LJ: All the outrageous, unhinged settings in the book—late-night meat parties, orgies, dog parties, black and white balls—have all happened. Even the details like couture face masks. Do you remember when Christian Siriano threw his fashion show in his backyard for New York Fashion Week because Covid was at its height and they “just needed an escape”? The models all had intricately detailed face masks that matched their couture. Nor did I make up the wild animals and plants that take over the Pink Hotel’s ballroom. That was based on the Vanderbilts’ masquerade in the 1880s, which saw potted palms, masses of ferns and ornamental grasses, waterfalls of roses take over their grand hall to turn it into a tropical garden. One of the guest’s costumes consisted of a taxidermy cat head and seven cat tails sewn onto her skirt—that’s a thing that happened in real life!
It was entertaining to collect all this information about what wealthy people do with their wealth, but it also really pissed me off. Especially the way we consume and idolize the world of the rich. The reality of our lives is we’re seeing the erosion of our civil liberties, debt will follow us into the grave, and you can forget about health care. I’m not saying we should go burn down Beverly Hills, but maybe we stop paying our student loans.
RM: What were your lodestar books while writing The Pink Hotel?
LJ: I set out to write a novel that would be some kind of melding of J.G Ballard’s Highrise and Kay Thompson’s Eloise.

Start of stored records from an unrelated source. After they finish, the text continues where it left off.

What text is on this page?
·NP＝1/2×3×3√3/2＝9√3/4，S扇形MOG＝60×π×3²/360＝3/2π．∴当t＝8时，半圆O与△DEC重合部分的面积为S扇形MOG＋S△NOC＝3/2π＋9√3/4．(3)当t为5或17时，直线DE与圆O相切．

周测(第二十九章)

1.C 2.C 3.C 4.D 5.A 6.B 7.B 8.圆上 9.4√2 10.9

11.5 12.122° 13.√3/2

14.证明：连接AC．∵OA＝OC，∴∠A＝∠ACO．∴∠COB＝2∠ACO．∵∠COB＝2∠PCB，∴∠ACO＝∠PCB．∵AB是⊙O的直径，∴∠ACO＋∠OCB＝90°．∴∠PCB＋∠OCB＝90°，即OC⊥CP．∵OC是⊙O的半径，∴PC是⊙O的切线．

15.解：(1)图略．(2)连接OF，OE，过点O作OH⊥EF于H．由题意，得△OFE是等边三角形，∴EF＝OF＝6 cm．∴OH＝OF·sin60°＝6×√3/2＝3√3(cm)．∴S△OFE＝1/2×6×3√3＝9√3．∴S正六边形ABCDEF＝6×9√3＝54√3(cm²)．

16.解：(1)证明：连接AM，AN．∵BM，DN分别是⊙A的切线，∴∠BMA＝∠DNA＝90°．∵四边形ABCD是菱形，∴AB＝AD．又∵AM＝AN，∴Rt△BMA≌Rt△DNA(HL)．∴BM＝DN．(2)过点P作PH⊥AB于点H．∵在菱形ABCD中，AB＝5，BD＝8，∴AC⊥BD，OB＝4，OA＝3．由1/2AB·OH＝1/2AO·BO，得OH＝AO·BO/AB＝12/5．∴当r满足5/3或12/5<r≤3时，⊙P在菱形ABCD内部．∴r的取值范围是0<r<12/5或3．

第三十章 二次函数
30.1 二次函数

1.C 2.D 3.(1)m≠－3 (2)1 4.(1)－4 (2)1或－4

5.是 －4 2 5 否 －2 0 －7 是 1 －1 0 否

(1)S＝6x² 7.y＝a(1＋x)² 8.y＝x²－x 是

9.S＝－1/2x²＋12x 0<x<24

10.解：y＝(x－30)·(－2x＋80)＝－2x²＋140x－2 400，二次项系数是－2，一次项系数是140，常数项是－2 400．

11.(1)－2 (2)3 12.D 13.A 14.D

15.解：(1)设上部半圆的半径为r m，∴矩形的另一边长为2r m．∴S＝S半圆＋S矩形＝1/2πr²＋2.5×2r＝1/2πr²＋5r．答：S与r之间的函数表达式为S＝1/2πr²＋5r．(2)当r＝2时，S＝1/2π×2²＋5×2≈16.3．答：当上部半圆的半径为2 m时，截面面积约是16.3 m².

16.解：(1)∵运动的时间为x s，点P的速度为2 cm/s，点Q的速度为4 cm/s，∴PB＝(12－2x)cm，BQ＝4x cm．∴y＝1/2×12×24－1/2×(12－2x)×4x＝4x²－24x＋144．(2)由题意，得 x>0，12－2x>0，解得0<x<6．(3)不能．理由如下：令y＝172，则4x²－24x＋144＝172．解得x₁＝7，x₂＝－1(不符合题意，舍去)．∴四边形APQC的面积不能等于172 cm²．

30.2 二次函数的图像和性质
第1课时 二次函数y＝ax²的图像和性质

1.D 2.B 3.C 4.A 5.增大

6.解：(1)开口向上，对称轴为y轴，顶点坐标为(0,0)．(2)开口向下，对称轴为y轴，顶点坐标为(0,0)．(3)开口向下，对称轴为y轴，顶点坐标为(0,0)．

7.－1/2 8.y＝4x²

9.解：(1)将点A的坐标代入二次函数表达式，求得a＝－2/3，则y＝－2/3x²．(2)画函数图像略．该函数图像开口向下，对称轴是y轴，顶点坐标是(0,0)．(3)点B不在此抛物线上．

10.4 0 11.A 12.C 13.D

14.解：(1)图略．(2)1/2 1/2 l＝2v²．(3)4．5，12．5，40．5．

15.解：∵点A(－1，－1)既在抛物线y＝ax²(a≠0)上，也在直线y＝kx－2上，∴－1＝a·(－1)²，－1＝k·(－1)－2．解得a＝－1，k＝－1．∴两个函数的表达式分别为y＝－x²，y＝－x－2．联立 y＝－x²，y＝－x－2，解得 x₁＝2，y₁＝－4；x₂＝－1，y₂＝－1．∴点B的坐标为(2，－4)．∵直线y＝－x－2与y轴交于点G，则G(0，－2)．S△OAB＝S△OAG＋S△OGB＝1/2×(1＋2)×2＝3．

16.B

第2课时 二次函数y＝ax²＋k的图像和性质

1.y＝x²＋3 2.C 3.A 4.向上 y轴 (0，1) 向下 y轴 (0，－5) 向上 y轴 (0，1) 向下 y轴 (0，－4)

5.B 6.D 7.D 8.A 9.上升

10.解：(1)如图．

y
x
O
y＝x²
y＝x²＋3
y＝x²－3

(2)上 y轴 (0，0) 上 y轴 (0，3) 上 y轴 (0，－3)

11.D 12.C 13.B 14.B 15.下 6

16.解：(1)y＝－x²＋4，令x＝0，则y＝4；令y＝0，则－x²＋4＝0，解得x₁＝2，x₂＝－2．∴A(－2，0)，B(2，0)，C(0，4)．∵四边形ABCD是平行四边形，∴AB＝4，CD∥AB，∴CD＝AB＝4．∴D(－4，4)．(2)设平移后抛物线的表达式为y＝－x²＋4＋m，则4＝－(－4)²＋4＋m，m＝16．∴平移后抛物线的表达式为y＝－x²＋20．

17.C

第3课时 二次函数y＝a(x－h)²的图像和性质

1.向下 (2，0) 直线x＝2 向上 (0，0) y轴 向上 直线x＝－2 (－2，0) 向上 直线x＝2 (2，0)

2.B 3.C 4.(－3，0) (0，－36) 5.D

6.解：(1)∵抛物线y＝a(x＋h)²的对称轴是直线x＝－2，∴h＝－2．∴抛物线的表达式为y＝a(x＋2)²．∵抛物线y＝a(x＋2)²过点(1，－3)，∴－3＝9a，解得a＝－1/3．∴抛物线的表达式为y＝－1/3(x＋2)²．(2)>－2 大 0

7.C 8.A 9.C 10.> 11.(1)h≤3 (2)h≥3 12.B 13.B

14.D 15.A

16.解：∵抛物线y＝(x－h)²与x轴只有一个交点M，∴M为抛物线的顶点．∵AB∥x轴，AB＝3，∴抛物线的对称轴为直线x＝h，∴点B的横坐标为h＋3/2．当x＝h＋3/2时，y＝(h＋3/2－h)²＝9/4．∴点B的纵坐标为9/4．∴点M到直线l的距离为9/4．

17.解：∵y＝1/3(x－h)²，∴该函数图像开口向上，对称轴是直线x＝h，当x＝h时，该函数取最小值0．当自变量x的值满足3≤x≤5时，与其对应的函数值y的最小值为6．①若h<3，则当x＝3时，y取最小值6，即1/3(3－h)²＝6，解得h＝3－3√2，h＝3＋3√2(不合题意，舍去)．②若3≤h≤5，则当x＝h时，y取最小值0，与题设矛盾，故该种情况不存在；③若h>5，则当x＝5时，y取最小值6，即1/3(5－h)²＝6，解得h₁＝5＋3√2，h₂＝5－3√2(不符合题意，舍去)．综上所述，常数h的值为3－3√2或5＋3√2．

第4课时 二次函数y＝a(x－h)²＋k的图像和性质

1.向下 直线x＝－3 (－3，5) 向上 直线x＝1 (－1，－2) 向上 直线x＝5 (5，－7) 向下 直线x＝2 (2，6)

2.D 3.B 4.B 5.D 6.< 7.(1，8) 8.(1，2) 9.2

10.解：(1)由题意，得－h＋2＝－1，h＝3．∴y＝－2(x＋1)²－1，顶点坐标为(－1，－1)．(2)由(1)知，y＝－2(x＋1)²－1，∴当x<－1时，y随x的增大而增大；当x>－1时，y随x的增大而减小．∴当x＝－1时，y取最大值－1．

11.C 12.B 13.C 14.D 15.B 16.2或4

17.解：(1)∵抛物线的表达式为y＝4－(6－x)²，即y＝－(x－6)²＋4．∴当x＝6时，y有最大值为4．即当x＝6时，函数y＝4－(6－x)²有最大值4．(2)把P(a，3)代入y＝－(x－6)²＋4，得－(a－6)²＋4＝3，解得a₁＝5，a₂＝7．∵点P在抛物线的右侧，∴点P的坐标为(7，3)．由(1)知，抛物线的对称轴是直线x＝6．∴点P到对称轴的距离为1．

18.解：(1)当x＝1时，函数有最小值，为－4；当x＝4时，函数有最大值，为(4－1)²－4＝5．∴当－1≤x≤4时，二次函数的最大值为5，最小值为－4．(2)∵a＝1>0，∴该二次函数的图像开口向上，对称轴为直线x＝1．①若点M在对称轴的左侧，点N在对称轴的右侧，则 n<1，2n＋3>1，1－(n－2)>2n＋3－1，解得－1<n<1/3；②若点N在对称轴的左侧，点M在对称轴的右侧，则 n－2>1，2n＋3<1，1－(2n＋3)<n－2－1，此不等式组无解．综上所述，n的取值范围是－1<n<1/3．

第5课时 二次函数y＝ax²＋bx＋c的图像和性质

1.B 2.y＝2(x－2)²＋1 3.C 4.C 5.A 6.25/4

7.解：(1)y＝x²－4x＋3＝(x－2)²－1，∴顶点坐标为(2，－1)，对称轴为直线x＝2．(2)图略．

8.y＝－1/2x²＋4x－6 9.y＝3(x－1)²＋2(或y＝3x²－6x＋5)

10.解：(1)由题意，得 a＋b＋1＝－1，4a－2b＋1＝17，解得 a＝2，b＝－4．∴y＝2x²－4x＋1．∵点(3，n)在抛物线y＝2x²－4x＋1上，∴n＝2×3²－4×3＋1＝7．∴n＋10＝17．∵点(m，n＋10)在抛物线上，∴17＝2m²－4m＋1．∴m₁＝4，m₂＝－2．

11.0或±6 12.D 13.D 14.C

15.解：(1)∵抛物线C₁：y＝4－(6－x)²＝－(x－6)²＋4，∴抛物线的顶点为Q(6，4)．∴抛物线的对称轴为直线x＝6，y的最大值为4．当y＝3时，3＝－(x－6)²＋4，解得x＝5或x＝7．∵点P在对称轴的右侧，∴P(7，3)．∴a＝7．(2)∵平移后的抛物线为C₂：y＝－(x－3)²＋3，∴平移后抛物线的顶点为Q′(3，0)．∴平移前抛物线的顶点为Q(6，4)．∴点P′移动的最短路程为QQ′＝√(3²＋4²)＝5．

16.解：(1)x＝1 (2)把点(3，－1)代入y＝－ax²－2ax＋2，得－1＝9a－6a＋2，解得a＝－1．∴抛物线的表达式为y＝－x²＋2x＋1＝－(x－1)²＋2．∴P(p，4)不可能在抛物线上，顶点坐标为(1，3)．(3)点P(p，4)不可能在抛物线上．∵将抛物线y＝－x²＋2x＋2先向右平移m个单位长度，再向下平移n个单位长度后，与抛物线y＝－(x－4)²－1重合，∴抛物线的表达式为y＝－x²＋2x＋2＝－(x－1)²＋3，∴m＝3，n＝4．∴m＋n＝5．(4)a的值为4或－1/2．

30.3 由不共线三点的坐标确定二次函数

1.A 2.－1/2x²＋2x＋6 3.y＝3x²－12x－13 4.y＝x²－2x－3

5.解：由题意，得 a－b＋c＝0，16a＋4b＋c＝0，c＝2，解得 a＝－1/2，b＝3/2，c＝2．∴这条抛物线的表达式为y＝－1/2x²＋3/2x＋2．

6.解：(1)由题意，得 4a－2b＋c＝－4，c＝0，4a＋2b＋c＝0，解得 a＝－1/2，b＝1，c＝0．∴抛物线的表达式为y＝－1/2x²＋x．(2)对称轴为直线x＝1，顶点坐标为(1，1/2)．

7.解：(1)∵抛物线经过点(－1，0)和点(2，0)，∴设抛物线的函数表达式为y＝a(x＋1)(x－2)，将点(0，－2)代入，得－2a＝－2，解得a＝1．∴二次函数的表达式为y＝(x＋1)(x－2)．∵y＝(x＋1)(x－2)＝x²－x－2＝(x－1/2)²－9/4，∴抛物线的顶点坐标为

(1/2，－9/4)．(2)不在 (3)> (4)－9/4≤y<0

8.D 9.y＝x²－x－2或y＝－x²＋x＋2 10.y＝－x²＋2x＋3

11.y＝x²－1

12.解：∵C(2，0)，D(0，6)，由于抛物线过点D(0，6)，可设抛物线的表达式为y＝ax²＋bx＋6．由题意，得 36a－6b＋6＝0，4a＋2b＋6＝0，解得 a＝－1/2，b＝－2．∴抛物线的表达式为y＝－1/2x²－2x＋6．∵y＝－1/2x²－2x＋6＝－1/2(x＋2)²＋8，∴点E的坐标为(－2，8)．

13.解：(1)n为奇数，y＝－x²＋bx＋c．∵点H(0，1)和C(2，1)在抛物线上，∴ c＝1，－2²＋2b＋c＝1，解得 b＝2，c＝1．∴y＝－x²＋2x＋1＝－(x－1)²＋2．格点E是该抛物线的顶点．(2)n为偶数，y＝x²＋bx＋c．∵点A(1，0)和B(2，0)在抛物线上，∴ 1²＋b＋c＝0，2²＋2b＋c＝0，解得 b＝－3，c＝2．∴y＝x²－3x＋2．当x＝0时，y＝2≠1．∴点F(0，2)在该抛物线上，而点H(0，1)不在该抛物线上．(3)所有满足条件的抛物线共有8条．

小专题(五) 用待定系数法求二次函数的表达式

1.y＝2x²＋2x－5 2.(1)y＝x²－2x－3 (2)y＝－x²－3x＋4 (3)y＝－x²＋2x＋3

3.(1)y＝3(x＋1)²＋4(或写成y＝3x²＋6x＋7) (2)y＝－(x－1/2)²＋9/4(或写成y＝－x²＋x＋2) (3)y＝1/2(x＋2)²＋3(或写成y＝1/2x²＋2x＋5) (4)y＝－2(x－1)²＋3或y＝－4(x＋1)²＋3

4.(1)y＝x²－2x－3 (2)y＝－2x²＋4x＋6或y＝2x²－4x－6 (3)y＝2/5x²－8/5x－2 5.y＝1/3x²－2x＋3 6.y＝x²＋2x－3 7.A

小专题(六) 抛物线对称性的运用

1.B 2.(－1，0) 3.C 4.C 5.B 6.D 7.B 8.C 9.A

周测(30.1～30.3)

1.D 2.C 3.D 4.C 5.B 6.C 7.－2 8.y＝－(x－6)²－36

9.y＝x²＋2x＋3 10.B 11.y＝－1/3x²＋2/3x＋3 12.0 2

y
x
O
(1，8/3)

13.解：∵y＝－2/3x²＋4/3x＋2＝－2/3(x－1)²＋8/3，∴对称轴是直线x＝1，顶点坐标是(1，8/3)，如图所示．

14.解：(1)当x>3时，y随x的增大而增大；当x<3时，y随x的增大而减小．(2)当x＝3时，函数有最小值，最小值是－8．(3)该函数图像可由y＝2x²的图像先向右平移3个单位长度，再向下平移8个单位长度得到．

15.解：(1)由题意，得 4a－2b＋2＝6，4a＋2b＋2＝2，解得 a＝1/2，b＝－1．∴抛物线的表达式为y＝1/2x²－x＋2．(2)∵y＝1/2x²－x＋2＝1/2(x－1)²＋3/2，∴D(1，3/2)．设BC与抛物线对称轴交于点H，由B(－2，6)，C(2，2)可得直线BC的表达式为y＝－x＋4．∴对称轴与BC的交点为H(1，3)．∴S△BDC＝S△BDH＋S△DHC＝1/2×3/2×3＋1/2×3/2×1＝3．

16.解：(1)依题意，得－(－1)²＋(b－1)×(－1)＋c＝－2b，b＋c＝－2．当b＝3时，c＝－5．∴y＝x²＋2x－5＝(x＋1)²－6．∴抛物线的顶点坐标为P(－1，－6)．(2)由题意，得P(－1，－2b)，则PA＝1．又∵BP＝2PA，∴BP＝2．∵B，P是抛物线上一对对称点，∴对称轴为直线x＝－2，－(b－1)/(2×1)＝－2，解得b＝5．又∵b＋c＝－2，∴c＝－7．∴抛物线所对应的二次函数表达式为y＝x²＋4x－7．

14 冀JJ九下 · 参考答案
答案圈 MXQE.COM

But as it progressed through rewrites, I turned to Rumaan Alam’s Leave the World Behind and Lydia Millet’s The Children’s Bible—both incredible novels.
RM: You’ve worked with the same editor, Daphne Durham, on all three of your novels. What has it been like to grow as a writer and build your career in that context?

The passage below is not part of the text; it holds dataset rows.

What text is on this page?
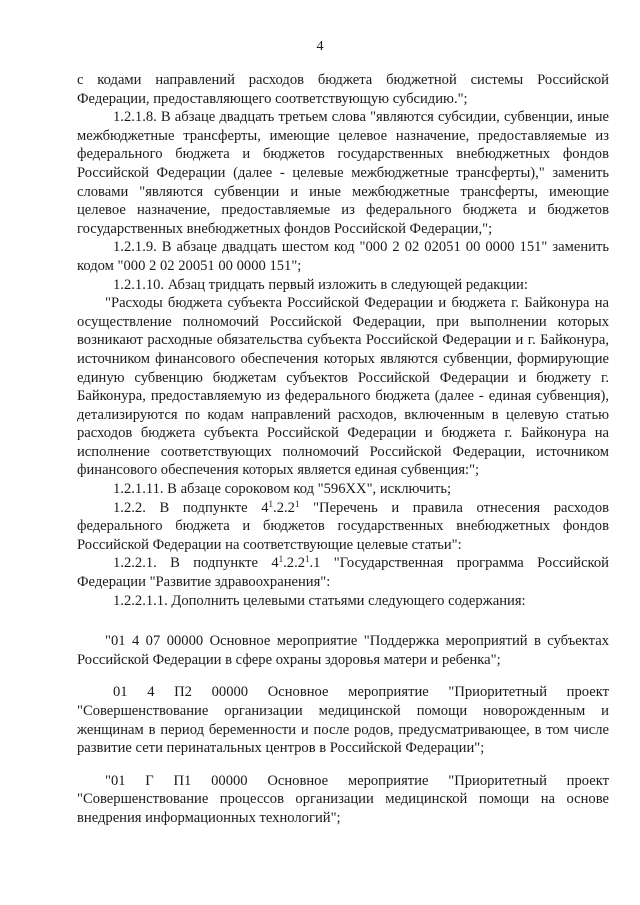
4

с кодами направлений расходов бюджета бюджетной системы Российской Федерации, предоставляющего соответствующую субсидию.";

1.2.1.8. В абзаце двадцать третьем слова "являются субсидии, субвенции, иные межбюджетные трансферты, имеющие целевое назначение, предоставляемые из федерального бюджета и бюджетов государственных внебюджетных фондов Российской Федерации (далее - целевые межбюджетные трансферты)," заменить словами "являются субвенции и иные межбюджетные трансферты, имеющие целевое назначение, предоставляемые из федерального бюджета и бюджетов государственных внебюджетных фондов Российской Федерации,";

1.2.1.9. В абзаце двадцать шестом код "000 2 02 02051 00 0000 151" заменить кодом "000 2 02 20051 00 0000 151";

1.2.1.10. Абзац тридцать первый изложить в следующей редакции:

"Расходы бюджета субъекта Российской Федерации и бюджета г. Байконура на осуществление полномочий Российской Федерации, при выполнении которых возникают расходные обязательства субъекта Российской Федерации и г. Байконура, источником финансового обеспечения которых являются субвенции, формирующие единую субвенцию бюджетам субъектов Российской Федерации и бюджету г. Байконура, предоставляемую из федерального бюджета (далее - единая субвенция), детализируются по кодам направлений расходов, включенным в целевую статью расходов бюджета субъекта Российской Федерации и бюджета г. Байконура на исполнение соответствующих полномочий Российской Федерации, источником финансового обеспечения которых является единая субвенция:";

1.2.1.11. В абзаце сороковом код "596ХХ", исключить;

1.2.2. В подпункте $4^1.2.2^1$ "Перечень и правила отнесения расходов федерального бюджета и бюджетов государственных внебюджетных фондов Российской Федерации на соответствующие целевые статьи":

1.2.2.1. В подпункте $4^1.2.2^1.1$ "Государственная программа Российской Федерации "Развитие здравоохранения":

1.2.2.1.1. Дополнить целевыми статьями следующего содержания:

"01 4 07 00000 Основное мероприятие "Поддержка мероприятий в субъектах Российской Федерации в сфере охраны здоровья матери и ребенка";

01 4 П2 00000 Основное мероприятие "Приоритетный проект "Совершенствование организации медицинской помощи новорожденным и женщинам в период беременности и после родов, предусматривающее, в том числе развитие сети перинатальных центров в Российской Федерации";

"01 Г П1 00000 Основное мероприятие "Приоритетный проект "Совершенствование процессов организации медицинской помощи на основе внедрения информационных технологий";
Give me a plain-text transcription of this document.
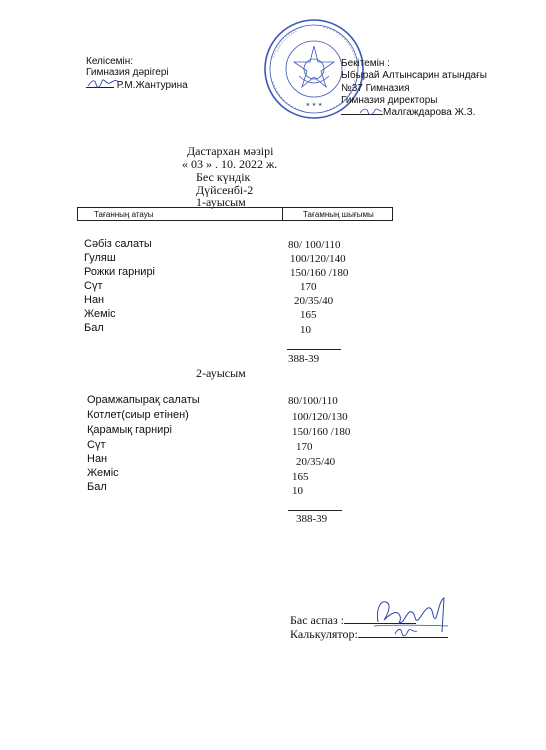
★ ★ ★
Келісемін:
Гимназия дәрігері
Р.М.Жантурина
Бекітемін :
Ыбырай Алтынсарин атындағы
№37 Гимназия
Гимназия директоры
Малгаждарова Ж.З.
Дастархан мәзірі
« 03 » . 10. 2022 ж.
Бес күндік
Дүйсенбі-2
1-ауысым
Тағанның атауы	Тағамның шығымы
Сәбіз салаты	80/ 100/110
Гуляш	100/120/140
Рожки гарнирі	150/160 /180
Сүт	170
Нан	20/35/40
Жеміс	165
Бал	10
388-39
2-ауысым
Орамжапырақ салаты	80/100/110
Котлет(сиыр етінен)	100/120/130
Қарамық гарнирі	150/160 /180
Сүт	170
Нан	20/35/40
Жеміс	165
Бал	10
388-39
Бас аспаз :
Калькулятор:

LJ: I’ve been very lucky. Daphne’s also a fan of women on the edge. I think she must have a rage diamond too. We’re kindred spirits that way. I honestly can’t imagine working with anyone else. She’s very open to my insane ideas. When I pitched her this book, I sounded absolutely crazy—“There’s going to be wildfires and wild cats and an orgy but it’s also a takedown of late-stage capitalism and influencer worship and society’s complicity in our own demise”—but she was all in. And then I remember at some point after I turned the book in, I kept referring to it as being “ambitious,” and she said to stop calling it ambitious because I had accomplished what I’d set out to do. Writers everywhere should all be so lucky as to have someone like that in their corner.

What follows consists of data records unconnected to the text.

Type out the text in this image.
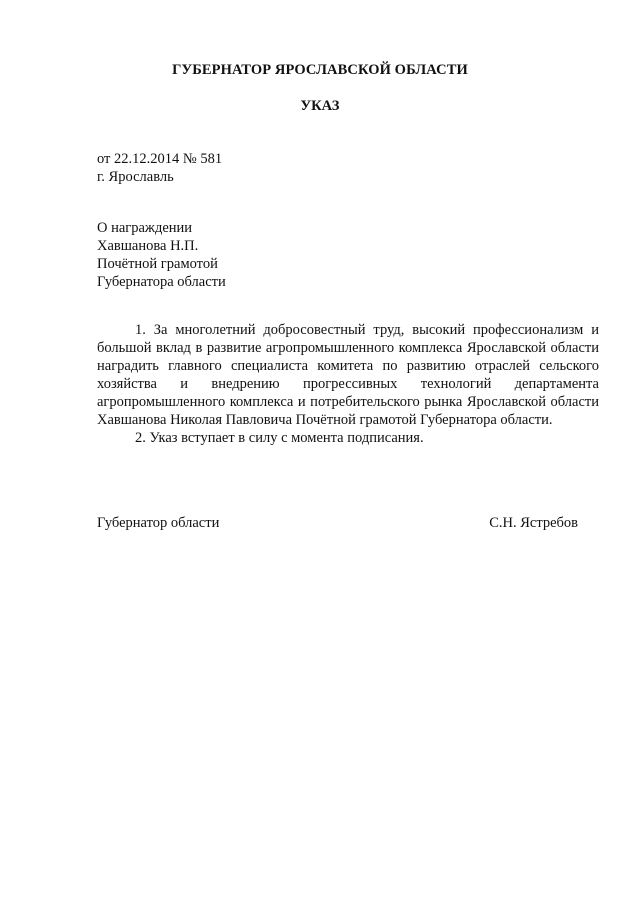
ГУБЕРНАТОР ЯРОСЛАВСКОЙ ОБЛАСТИ
УКАЗ
от 22.12.2014 № 581
г. Ярославль
О награждении
Хавшанова Н.П.
Почётной грамотой
Губернатора области

1. За многолетний добросовестный труд, высокий профессионализм и большой вклад в развитие агропромышленного комплекса Ярославской области наградить главного специалиста комитета по развитию отраслей сельского хозяйства и внедрению прогрессивных технологий департамента агропромышленного комплекса и потребительского рынка Ярославской области Хавшанова Николая Павловича Почётной грамотой Губернатора области.

2. Указ вступает в силу с момента подписания.

Губернатор области	С.Н. Ястребов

RM: My debut novel is coming out in July 2023, and I can’t fathom how one replicates the process of writing a novel a second time, let alone a third. What was the experience of writing your third novel like compared to your first and second?
LJ: Yes, congratulations! I’m very excited to read All-Night Pharmacy. I felt similarly bewildered after Catalina. Looking back at the process of writing a novel is incredibly daunting. But when you’re in the thick of it, nothing else matters. It’s like being in a fugue state. I’ll sacrifice pretty much anything to get the words right and to hit the finish line. When I was writing The Worst Kind of Want, I was at the desk for so long I was wearing compression stockings and wrist guards and twice I had to get steroid injections in my fingers from swelling. After that novel I swore I’d take better care of myself but then when I needed to finish writing The Pink Hotel, I sold all my belongings and moved out of the country. So I’m not sure if writing my third novel was much different than the first two—maybe just a different kind of crazy. Every novel has to be its own adventure.